Terrorism has come about in assimilationist France and also in multicultural Britain. Why is that? | Kenan Malik
2015/11/16 Leave a comment
Kenyan Malik contrasts Britain and France in their approaches to multiculturalism and integration, ending up, with slightly different wording, with Canadian integrative multiculturalism:
In the past, when London was seen as the capital of Islamism and of terror groups – Londonistan, many called it – French politicians and policy-makers suggested that Britain faced a particular problem because of its multicultural policies. Such policies, they claimed, were divisive, failing to create a common set of values or sense of nationhood. As a result, many Muslims were drawn towards Islamism and violence. “Assimilationist” policies, French politicians insisted, avoided the divisive consequences of multiculturalism and allowed every individual to be treated as a citizen, not as a member of a particular racial or cultural group.
So how do we account for the way that terrorism has been nurtured in assimilationist France too? And how different are French assimilationist and British multicultural policies?
Many of the French criticisms of multiculturalism were valid. British policy-makers welcomed diversity, but tried to manage it by putting people into ethnic and cultural boxes, defining individual needs and rights by virtue of the boxes into which people are put, and using those boxes to shape public policy. They treated minority communities as if each were a distinct, homogenous whole, each composed of people all speaking with a single voice, each defined by a singular view of culture and faith. The consequence has been the creation of a more fragmented, tribal society, which has nurtured Islamism. The irony, though, is that the French policies, from a very different starting point, have ended up at much the same place.
…. Yet, far from including North Africans as full citizens, French policy has tended to ignore the racism and discrimination they have faced and institutionalised their marginalisation. Many in France look upon its citizens of North African origins not as French but as “Arab” or as “Muslim”. But the second generation within North African communities are often as estranged from their parents’ cultures and mores, and from mainstream Islam, as they are from wider French society.
….Kouachi’s [responsible for the Charlie Hebo killings] story is not that different from that of Mohammad Sidique Khan, the leader of the 7/7 bombings in London. They are of a milieu caught not between two cultures, as it is often claimed, but between no cultures.

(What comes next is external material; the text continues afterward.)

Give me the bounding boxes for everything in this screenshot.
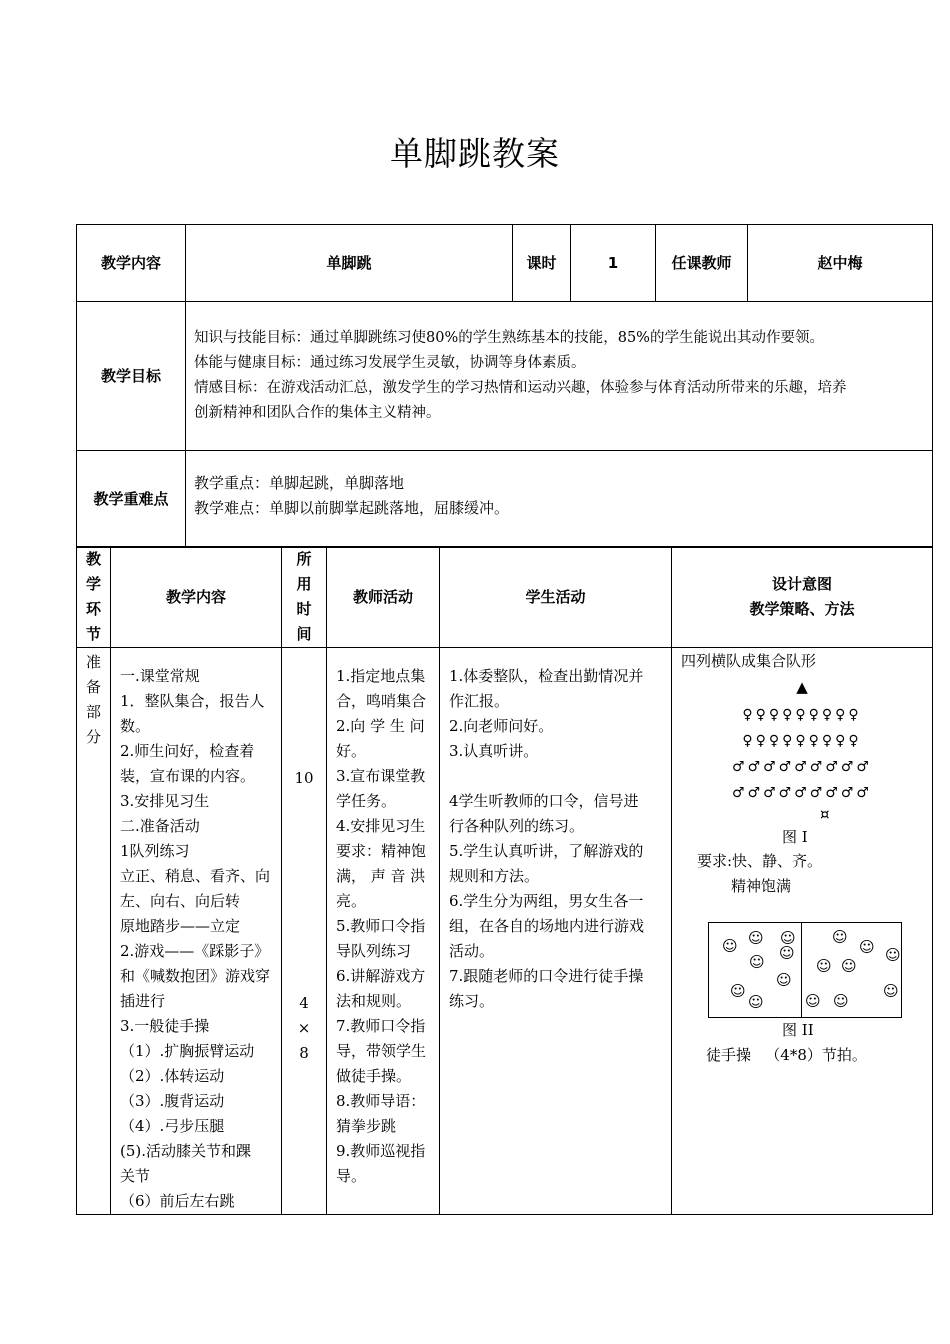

As a consequence, some of them have turned to Islamism and a few have expressed their rage through jihadi-style violence.
There are aspects of both the multiculturalist and assimilationist approaches that are valuable. The multicultural acceptance of diversity and the assimilationist resolve to treat everyone as citizens, not as bearers of specific racial or cultural histories, are both welcome. And there are aspects of both that are damaging – the multiculturalist tendency to place minorities into ethnic and cultural boxes, the assimilationist attempt to create a common identity by institutionalising the differences of groups deemed not to belong.
An ideal policy would marry the beneficial aspects of the two approaches – celebrating diversity while treating everyone as citizens, rather than as simply belonging to particular communities. In practice, though, Britain and France have both institutionalised the more damaging features – Britain placing minorities into ethnic and cultural boxes, France attempting to create a common identity by treating those of North African origin as the Other. The consequence has been that in both Britain and France societies have become more fractured and tribal. And in both nations a space has been opened up for Islamism to grow.